Uma das coisas na agenda do desencarceramento construída por um conjunto de organizações e movimentos sociais é que o Brasil deve, além da revisão da política de drogas, frear a construção de novos presídios, o que sempre é apresentado como primeira medida, e que só expande o problema e aprofunda a desigualdade.

HBS: O que é que vocês encontraram lá em Manaus em relação à atuação organizada da sociedade civil?

IL: Em Manaus só há dois defensores públicos dedicados à execução penal. Inclusive na reunião com familiares, estavam lá dois representantes de uma comissão de aprovados no concurso da Defensoria Pública que ainda estão lutando para serem empossados e nomeados. Só há um juiz de execução, com oito assessores, para dar conta de 17 mil processos.
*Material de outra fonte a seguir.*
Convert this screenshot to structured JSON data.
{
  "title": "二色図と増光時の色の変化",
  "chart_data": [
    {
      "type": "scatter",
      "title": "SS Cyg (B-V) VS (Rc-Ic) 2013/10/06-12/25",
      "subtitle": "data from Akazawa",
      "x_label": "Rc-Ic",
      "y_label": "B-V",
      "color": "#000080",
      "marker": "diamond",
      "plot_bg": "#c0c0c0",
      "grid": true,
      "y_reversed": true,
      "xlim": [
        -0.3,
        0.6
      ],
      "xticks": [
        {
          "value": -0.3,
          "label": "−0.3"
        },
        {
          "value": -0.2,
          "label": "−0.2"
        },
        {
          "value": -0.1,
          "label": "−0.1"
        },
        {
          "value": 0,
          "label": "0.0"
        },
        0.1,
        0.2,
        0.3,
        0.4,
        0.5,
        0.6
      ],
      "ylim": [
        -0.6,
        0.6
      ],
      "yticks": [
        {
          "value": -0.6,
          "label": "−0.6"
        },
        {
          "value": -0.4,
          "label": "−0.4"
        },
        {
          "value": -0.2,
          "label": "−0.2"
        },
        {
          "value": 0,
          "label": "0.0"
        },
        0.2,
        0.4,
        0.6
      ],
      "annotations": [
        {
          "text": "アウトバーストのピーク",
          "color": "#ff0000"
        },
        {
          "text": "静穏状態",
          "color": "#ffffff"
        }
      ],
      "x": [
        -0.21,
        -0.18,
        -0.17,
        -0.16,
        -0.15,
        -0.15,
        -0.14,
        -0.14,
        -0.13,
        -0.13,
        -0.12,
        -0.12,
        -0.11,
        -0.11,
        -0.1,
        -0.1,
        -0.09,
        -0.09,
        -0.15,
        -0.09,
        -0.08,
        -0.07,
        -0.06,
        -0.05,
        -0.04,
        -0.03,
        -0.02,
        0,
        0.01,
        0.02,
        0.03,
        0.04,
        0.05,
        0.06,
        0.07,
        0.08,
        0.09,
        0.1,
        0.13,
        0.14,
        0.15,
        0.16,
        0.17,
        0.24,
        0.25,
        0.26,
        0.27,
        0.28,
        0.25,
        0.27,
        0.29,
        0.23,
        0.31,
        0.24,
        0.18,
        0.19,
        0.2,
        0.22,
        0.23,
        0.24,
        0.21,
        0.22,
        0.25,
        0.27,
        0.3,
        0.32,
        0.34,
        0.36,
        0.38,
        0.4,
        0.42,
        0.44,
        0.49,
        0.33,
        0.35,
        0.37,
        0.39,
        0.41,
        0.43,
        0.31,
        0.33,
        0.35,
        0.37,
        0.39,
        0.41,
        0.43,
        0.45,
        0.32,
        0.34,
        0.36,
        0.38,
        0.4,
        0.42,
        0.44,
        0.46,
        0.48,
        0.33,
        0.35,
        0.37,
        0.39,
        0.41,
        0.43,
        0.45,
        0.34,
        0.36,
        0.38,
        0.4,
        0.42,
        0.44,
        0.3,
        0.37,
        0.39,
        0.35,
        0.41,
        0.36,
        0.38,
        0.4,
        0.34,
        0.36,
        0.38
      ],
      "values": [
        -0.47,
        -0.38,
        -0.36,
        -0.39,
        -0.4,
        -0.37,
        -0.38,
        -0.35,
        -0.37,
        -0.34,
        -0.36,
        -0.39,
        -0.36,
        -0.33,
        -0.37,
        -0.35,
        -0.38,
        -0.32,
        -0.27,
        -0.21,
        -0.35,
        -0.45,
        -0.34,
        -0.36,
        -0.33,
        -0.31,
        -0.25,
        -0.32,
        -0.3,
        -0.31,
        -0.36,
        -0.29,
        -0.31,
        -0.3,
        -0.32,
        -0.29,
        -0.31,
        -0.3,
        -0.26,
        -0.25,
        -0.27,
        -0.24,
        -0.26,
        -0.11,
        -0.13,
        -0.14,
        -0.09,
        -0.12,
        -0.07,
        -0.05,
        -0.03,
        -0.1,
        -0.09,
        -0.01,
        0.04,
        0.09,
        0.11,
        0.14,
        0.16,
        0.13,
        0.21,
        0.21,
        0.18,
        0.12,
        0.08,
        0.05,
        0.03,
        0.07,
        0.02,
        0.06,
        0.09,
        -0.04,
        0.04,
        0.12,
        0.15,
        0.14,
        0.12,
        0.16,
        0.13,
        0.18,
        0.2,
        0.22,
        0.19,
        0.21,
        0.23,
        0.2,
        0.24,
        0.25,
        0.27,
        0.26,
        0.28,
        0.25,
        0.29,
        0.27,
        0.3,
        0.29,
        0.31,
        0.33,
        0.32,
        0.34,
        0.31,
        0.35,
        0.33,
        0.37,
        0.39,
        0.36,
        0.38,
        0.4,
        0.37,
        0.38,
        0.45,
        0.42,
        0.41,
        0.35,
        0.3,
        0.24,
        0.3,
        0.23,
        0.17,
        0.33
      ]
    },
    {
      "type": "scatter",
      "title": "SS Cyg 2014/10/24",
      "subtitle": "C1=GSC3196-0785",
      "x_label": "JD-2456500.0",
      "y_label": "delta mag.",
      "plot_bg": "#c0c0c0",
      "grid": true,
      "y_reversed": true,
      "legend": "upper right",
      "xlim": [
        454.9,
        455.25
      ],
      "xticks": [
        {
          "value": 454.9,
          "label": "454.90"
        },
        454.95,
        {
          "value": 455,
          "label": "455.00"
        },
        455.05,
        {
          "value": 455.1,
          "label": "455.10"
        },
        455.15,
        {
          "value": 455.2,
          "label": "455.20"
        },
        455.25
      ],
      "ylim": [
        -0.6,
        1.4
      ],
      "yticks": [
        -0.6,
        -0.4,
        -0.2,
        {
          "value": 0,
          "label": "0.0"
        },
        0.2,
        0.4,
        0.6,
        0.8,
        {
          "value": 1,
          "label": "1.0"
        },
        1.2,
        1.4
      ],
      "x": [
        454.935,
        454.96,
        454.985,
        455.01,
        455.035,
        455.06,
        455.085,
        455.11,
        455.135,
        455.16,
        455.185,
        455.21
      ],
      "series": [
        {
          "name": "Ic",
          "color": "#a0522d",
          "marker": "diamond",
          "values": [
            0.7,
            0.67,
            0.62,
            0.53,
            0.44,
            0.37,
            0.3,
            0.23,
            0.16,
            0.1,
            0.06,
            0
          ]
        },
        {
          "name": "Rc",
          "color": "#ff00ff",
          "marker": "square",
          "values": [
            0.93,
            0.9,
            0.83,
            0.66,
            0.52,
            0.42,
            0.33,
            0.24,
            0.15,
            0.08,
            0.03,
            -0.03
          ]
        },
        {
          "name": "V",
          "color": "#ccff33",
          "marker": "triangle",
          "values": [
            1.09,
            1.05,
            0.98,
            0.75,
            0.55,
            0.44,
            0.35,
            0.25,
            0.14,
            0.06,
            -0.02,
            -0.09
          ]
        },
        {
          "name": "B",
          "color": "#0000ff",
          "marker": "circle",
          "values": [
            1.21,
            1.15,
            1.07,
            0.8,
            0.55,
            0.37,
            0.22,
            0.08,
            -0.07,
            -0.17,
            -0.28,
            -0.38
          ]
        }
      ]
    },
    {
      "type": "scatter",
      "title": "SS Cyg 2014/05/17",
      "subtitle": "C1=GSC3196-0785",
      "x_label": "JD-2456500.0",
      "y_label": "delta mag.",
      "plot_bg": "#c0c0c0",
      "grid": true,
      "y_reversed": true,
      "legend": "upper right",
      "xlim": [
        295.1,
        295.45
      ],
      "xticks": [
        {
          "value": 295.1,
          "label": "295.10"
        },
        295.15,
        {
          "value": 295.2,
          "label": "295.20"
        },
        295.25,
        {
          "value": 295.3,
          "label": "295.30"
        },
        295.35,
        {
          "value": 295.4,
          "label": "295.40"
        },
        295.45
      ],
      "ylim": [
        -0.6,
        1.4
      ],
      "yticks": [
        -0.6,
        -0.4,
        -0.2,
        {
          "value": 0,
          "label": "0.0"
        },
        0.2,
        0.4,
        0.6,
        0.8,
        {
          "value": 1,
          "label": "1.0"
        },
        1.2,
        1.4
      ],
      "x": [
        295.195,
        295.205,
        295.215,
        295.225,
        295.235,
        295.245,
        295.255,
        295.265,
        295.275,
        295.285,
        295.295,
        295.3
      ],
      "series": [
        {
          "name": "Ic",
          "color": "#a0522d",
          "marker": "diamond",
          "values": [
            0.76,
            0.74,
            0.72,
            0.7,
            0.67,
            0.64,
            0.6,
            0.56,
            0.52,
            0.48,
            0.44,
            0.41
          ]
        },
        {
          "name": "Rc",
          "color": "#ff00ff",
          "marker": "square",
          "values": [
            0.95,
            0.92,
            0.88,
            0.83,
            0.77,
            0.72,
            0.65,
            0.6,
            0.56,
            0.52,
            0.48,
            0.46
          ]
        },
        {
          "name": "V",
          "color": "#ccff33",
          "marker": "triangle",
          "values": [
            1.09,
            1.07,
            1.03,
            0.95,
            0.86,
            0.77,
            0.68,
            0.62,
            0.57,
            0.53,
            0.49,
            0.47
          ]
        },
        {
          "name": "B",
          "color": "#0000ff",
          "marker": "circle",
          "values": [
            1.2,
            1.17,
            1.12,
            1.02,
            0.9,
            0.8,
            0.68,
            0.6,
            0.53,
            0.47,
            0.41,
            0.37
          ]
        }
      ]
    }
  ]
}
Ou seja, a porta de entrada é gigante, e a de saída é um funil.

SC: Conversamos com uma senhora que estava lá, desesperada, porque seu filho tinha sido condenado a quatro anos e seis meses por desacato. Estava bêbado e discutiu com um policial. Também tinha outro que estava preso provisoriamente há um ano e pouco por omissão de socorro... Um outro estava condenado, já cumprindo pena, a um ano e dois meses, por tentativa de furto de um celular. E eles não têm assessoria jurídica...

IL: O fortalecimento da assistência jurídica é outro elemento dos caminhos e propostas. Porque fazer assistência jurídica é central. Além disso, desses casos, tem um número enorme no Brasil inteiro de pessoas que deveriam ter direito a progressão de regime, ou até já tiveram, mas não foi cumprida a decisão. Então cumprem pena em um regime mais duro, quando poderiam estar em semiliberdade.

Cerca de 40% das pessoas no Brasil estão presas provisoriamente. Ou seja, pessoas sem condenação. E a audiência de custódia serviria para diminuir o número de prisões provisórias, e não está sendo cumprida.

HBS: Gostaríamos que vocês fizessem uma avaliação da atuação do ministro da Justiça, Alexandre de Moraes, nesse processo.

IL: É lamentável. Ele apresenta soluções que vão por esse caminho de mais repressão, mais endurecimento de penas, aumento de vagas. Essas são apenas soluções que ampliam o problema. Então, o complicado é que ele propõe políticas totalmente descoladas de um diagnóstico da realidade. Por mais que a produção de dados sobre o sistema prisional seja algo que ainda precise ser encarado com mais seriedade, porque os dados são frágeis, mas há muita estatística.

SC: Ele quer utilizar a Força Nacional também... Todos os casos que a gente acompanhou da entrada da Força Nacional no sistema prisional resultaram em várias violações de direitos*.

IL: Ele quer contingenciar recursos do Fundo Penitenciário (Fupen). Tudo isso ele está apresentando no Plano Nacional de Segurança Pública, que é muito trágico. Ou seja, não encontra nenhuma sustentação na realidade do que tem sido produzido de informação, inclusive do próprio Ministério da Justiça.

*No dia seguinte à realização desta entrevista, o governo federal autorizou a atuação da Força Nacional nos presídios, para conter rebeliões.